The challenge for Freeman and Shay - who became CEO last year after Tracy Mullin retired following 17 years - is that the federation is not the power player it should be on the Hill. "The NRF has been the trusted, go-to source for the retail industry on trends, consumer data, anything happening in the industry," says Freeman, "but there's an enormous opportunity to raise the influence of the retail industry with this Congress."

Freeman's "shopping list"

• Retail is very highly taxed, so she will lobby for comprehensive reform, especially lowering of corporate tax

• Support the Main Street Fairness campaign on leveling out the sales tax playing field for brick-and-mortar and online retailers

• Support visa policy reform so it's easier for high-spending US tourists, especially from China and Brazil, who spend an average of $6,000 a visit

• Support free trade, as trade is good for jobs and for retail

• Fight against swipe-card fees

• Collaborate more with rival, big-box trade body the Retail Industry Leaders Association and attract disaffected members to return to the NRF

Retail is full of well-known, trusted brands. Unlike biotech, for example, members of Congress know what the industry does before retailers talk about their agenda.

"We're in every district in the US," she adds. "We interact with consumers on a daily basis. We are a very important barometer of economic health and consumer behavior. We have an important story to tell."

For example, the retail industry accounts for one-in-four US jobs and nearly 20% of GDP. "We're an economic heavyweight, but we are not a heavyweight when it comes to advocating in Washington," says Freeman.

Her plan involves defining the NRF's value proposition as an industry, building a winning issues agenda, improving its communications infrastructure, and, finally, execution.

The first phase culminated in a September campaign launch about why retail matters and legislative priorities for the rest of 2011. The centerpiece is a Web action center,, featuring a state-by-state clickable map with a snapshot of retail's contribution to jobs, GDP growth, comparisons to other categories, and a retailer rundown.

It's the start of a yearlong series of events in major cities where retail members are high profile or have large establishments, a "faces of retail" video contest in early 2012, and a focus on education and retail careers.

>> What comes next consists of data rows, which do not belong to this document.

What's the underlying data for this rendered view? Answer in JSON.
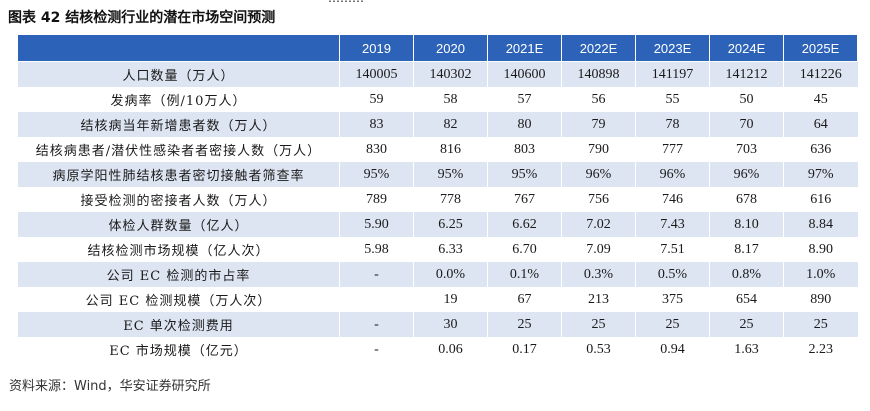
{
  "caption": "图表 42 结核检测行业的潜在市场空间预测",
  "columns": [
    "",
    "2019",
    "2020",
    "2021E",
    "2022E",
    "2023E",
    "2024E",
    "2025E"
  ],
  "rows": [
    {
      "label": "人口数量（万人）",
      "values": [
        "140005",
        "140302",
        "140600",
        "140898",
        "141197",
        "141212",
        "141226"
      ]
    },
    {
      "label": "发病率（例/10万人）",
      "values": [
        "59",
        "58",
        "57",
        "56",
        "55",
        "50",
        "45"
      ]
    },
    {
      "label": "结核病当年新增患者数（万人）",
      "values": [
        "83",
        "82",
        "80",
        "79",
        "78",
        "70",
        "64"
      ]
    },
    {
      "label": "结核病患者/潜伏性感染者者密接人数（万人）",
      "values": [
        "830",
        "816",
        "803",
        "790",
        "777",
        "703",
        "636"
      ]
    },
    {
      "label": "病原学阳性肺结核患者密切接触者筛查率",
      "values": [
        "95%",
        "95%",
        "95%",
        "96%",
        "96%",
        "96%",
        "97%"
      ]
    },
    {
      "label": "接受检测的密接者人数（万人）",
      "values": [
        "789",
        "778",
        "767",
        "756",
        "746",
        "678",
        "616"
      ]
    },
    {
      "label": "体检人群数量（亿人）",
      "values": [
        "5.90",
        "6.25",
        "6.62",
        "7.02",
        "7.43",
        "8.10",
        "8.84"
      ]
    },
    {
      "label": "结核检测市场规模（亿人次）",
      "values": [
        "5.98",
        "6.33",
        "6.70",
        "7.09",
        "7.51",
        "8.17",
        "8.90"
      ]
    },
    {
      "label": "公司 EC 检测的市占率",
      "values": [
        "-",
        "0.0%",
        "0.1%",
        "0.3%",
        "0.5%",
        "0.8%",
        "1.0%"
      ]
    },
    {
      "label": "公司 EC 检测规模（万人次）",
      "values": [
        "",
        "19",
        "67",
        "213",
        "375",
        "654",
        "890"
      ]
    },
    {
      "label": "EC 单次检测费用",
      "values": [
        "-",
        "30",
        "25",
        "25",
        "25",
        "25",
        "25"
      ]
    },
    {
      "label": "EC 市场规模（亿元）",
      "values": [
        "-",
        "0.06",
        "0.17",
        "0.53",
        "0.94",
        "1.63",
        "2.23"
      ]
    }
  ],
  "source": "资料来源：Wind，华安证券研究所",
  "colors": {
    "header_bg": "#2c63b8",
    "shade_bg": "#dde5f2"
  }
}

"We'll advance an agenda for jobs, innovation, and consumer value," summarizes Freeman. "We're building a broader agenda with themes that transcend granular policy priorities and resonate with the general public and retail community."

Familiar scenario
For Freeman, the challenges at the NRF are not dissimilar to what she experienced at the chamber and Business Roundtable.

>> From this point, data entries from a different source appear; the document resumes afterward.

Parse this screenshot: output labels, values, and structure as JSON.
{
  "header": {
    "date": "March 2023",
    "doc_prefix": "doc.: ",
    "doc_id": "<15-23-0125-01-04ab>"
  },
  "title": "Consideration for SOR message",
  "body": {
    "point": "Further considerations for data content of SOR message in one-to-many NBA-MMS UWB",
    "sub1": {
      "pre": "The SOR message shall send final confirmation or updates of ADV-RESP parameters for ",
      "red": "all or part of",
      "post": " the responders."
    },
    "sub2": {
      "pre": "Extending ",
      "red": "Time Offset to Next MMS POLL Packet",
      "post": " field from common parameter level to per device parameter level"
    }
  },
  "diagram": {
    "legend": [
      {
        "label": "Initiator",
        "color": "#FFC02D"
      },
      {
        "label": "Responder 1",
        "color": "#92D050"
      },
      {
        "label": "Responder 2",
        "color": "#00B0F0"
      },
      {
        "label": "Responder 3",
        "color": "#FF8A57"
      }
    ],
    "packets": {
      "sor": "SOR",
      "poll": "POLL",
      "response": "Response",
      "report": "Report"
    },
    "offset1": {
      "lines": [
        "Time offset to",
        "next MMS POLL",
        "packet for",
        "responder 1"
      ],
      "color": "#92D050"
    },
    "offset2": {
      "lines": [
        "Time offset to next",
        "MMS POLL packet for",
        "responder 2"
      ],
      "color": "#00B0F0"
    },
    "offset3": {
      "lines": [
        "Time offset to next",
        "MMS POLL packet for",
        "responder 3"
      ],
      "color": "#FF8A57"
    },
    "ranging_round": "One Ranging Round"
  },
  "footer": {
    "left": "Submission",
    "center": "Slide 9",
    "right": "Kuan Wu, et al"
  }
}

"When I joined in 2002, the roundtable had the same president for 10 years," she recalls. "Then-CEO John Castellani wanted to be more high profile. He enhanced thought leadership and national visibility."

The chamber was already highly visible, but it had a reactive, transactional communications function: SVP of communications and strategy Tom Collamore was brought on to change that - and he hired Freeman.

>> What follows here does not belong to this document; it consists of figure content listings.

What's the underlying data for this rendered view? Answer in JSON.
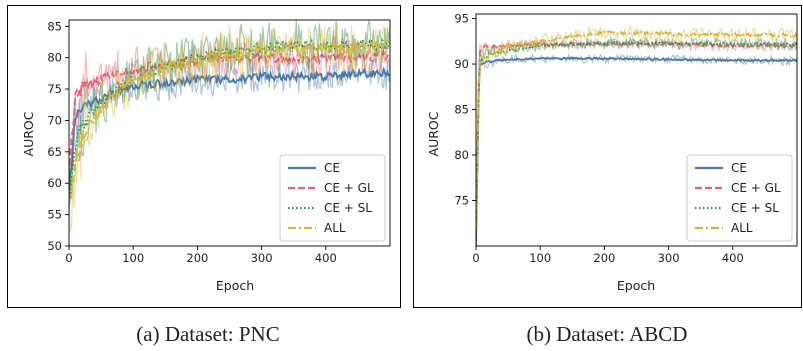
{
  "chart_data": [
    {
      "type": "line",
      "caption": "(a) Dataset: PNC",
      "xlabel": "Epoch",
      "ylabel": "AUROC",
      "xlim": [
        0,
        500
      ],
      "ylim": [
        50,
        86
      ],
      "xticks": [
        0,
        100,
        200,
        300,
        400
      ],
      "yticks": [
        50,
        55,
        60,
        65,
        70,
        75,
        80,
        85
      ],
      "grid": false,
      "legend_position": "lower-right",
      "series": [
        {
          "name": "CE",
          "color": "#4b77a8",
          "dash": "solid",
          "x": [
            0,
            10,
            25,
            50,
            75,
            100,
            150,
            200,
            250,
            300,
            350,
            400,
            450,
            500
          ],
          "values": [
            58,
            71,
            72.5,
            73.5,
            74.5,
            75.5,
            76,
            76.5,
            76.5,
            77,
            77,
            77,
            77.5,
            77.5
          ],
          "noise": 2.5
        },
        {
          "name": "CE + GL",
          "color": "#e8617a",
          "dash": "dashed",
          "x": [
            0,
            10,
            25,
            50,
            75,
            100,
            150,
            200,
            250,
            300,
            350,
            400,
            450,
            500
          ],
          "values": [
            62,
            74,
            75.5,
            76.5,
            77.5,
            78,
            79,
            79.5,
            80,
            80,
            80,
            80,
            80,
            80.5
          ],
          "noise": 3
        },
        {
          "name": "CE + SL",
          "color": "#2e8b45",
          "dash": "dotted",
          "x": [
            0,
            10,
            25,
            50,
            75,
            100,
            150,
            200,
            250,
            300,
            350,
            400,
            450,
            500
          ],
          "values": [
            57,
            66,
            70,
            73,
            75,
            76.5,
            78.5,
            80,
            81,
            81.5,
            82,
            82,
            82,
            82
          ],
          "noise": 3.5
        },
        {
          "name": "ALL",
          "color": "#d4b73d",
          "dash": "dashdot",
          "x": [
            0,
            10,
            25,
            50,
            75,
            100,
            150,
            200,
            250,
            300,
            350,
            400,
            450,
            500
          ],
          "values": [
            55,
            63,
            68,
            72,
            74.5,
            76.5,
            78.5,
            79.5,
            80.5,
            81,
            81.5,
            81.5,
            81.5,
            82
          ],
          "noise": 4
        }
      ]
    },
    {
      "type": "line",
      "caption": "(b)  Dataset: ABCD",
      "xlabel": "Epoch",
      "ylabel": "AUROC",
      "xlim": [
        0,
        500
      ],
      "ylim": [
        70,
        95.5
      ],
      "xticks": [
        0,
        100,
        200,
        300,
        400
      ],
      "yticks": [
        75,
        80,
        85,
        90,
        95
      ],
      "grid": false,
      "legend_position": "lower-right",
      "series": [
        {
          "name": "CE",
          "color": "#4b77a8",
          "dash": "solid",
          "x": [
            0,
            5,
            20,
            50,
            100,
            150,
            200,
            300,
            400,
            500
          ],
          "values": [
            70,
            90,
            90.3,
            90.5,
            90.6,
            90.6,
            90.6,
            90.5,
            90.4,
            90.4
          ],
          "noise": 0.4
        },
        {
          "name": "CE + GL",
          "color": "#e8617a",
          "dash": "dashed",
          "x": [
            0,
            5,
            20,
            50,
            100,
            150,
            200,
            300,
            400,
            500
          ],
          "values": [
            72,
            91.5,
            92,
            92,
            92.2,
            92.2,
            92.2,
            92.2,
            92,
            92
          ],
          "noise": 0.5
        },
        {
          "name": "CE + SL",
          "color": "#2e8b45",
          "dash": "dotted",
          "x": [
            0,
            5,
            20,
            50,
            100,
            150,
            200,
            300,
            400,
            500
          ],
          "values": [
            71,
            90.5,
            91,
            91.5,
            92,
            92.2,
            92.3,
            92.3,
            92.2,
            92.2
          ],
          "noise": 0.6
        },
        {
          "name": "ALL",
          "color": "#d4b73d",
          "dash": "dashdot",
          "x": [
            0,
            5,
            20,
            50,
            100,
            150,
            200,
            300,
            400,
            500
          ],
          "values": [
            72,
            90,
            91,
            92,
            92.5,
            93,
            93.5,
            93.3,
            93.2,
            93.2
          ],
          "noise": 0.7
        }
      ]
    }
  ]
}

"We built one of the most top-notch teams in town," she says. "They really are a communications juggernaut. I have the highest regard for [CEO] Tom Donohue and Tom Collamore. They have been tremendous mentors."

The feeling is mutual. "She was a terrific partner," says Collamore. "She has the ability to see the larger picture and approaches communications challenges with strategic thinking. She has a unique ability to get people to work together across functions."

Another mentor, Margery Kraus, CEO of APCO Worldwide, where Freeman worked from 1997 to 2000, says: "Tita always stood out as a star. She proves you don't have to be nasty to be effective. You get further when people want to work with you."

And Shay points out: "Someone of that quality raises the bar for everyone."

As the credit-card swipe fees debate approaches, that's something to which the banking industry can certainly attest.